Um dia acordei e disse: acende a luz! E a resposta foi: está acesa! Foi uma sensação de desespero e gritei: Eu não vejo! Durante a noite, o nervo óptico, do lado direito, foi afetado pela EM. Até conseguir recuperar a visão, perdi o equilíbrio e a noção de espaço. Consegui recuperar, mas com sequelas.

Tenho a sensação que, se desligar, as coisas apagam-se: os prazos, os compromissos ficam esquecidos e quando me lembro já é tarde. Por isso, tudo é um desafio porque cada vez que termino uma tarefa tenho que fazer um esforço enorme para me concentrar novamente. Parece que tenho de aprender tudo outra vez, pois esqueço-me com facilidade.

Deprime-se por haver perda de capacidade, passando por um momento de luto: deixa-se de fazer o que se fazia, de ser quem se era. É atravessar períodos de vazio, de desinteresse, apatia, tristeza, desinvestimento no mundo. Contudo, pode-se recomeçar, com apoio e com vontade pessoal de se reestruturar!

Sentimos vergonha porque um homem gosta de dar prazer e sentir prazer. Por não podermos agradar quem amamos. Ficamos irritados, sentimos-nos tristes sem saber como dar a “volta” à situação. Fingir que o problema não existe não ajuda, mas podemos arranjar formas de contorná-lo e ter a sorte de ter alguém ao nosso lado que nos compreenda.

De manhã sinto a cara dormente, as gengivas a doer e um choque grande. É uma dor aguda que surge de repente e depois desaparece. Tem diferentes picos de intensidade que me impedem de conseguir falar e até comer. É uma sensação muito dolorosa que às vezes surge do nada. [ A dor que o doente se refere é a nevralgia do trigémeo]

A minha dormência vai do ombro até aos pés, do lado esquerdo do meu corpo. Piora muito com o cansaço. A sensibilidade fica alterada, provoca uma sensação desagradável e afeta a minha marcha: como o meu cérebro não lê bem os sinais dos membros, por vezes tropeço. Nos meus piores dias, é difícil andar e tenho que usar um bastão.
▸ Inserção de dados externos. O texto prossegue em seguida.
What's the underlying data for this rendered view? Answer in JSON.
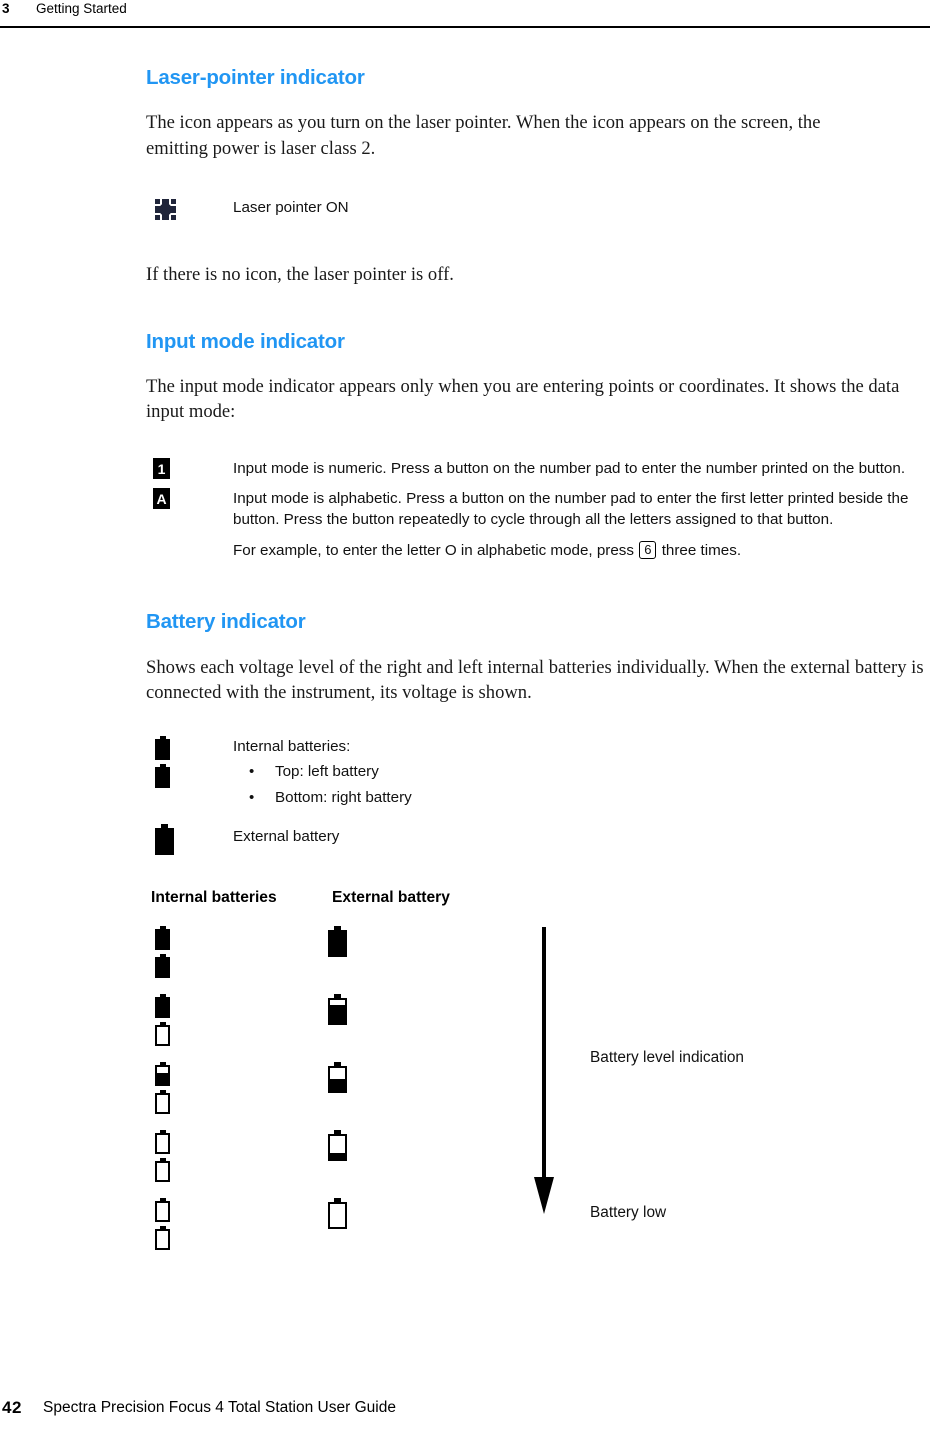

É não controlar a saliva. É comer e beber com muito cuidado. É engasgar-me com frequência. É muito complicado engolir, tenho de fazer um grande esforço: mastigo mas parece que não tenho força para engolir. É deixar de poder saborear a comida. Quem me vê, mesmo que eu diga, não consegue perceber o que sinto. Olham para mim e não vêem nada. Tudo isto porque tenho Esclerose Múltipla.

Os espasmos são bastante incomodativos e até dolorosos. Quando acordo, posso senti-los em qualquer parte do corpo. Com o tempo, consegui perceber que os espasmos ocorrem mais quando ando irritado, stressado ou quando faço movimentos mais intensos ou repetitivos. Chega a ser bastante irritante por serem movimentos involuntários, que geram dor e causam dano em mim próprio ou em bens materiais.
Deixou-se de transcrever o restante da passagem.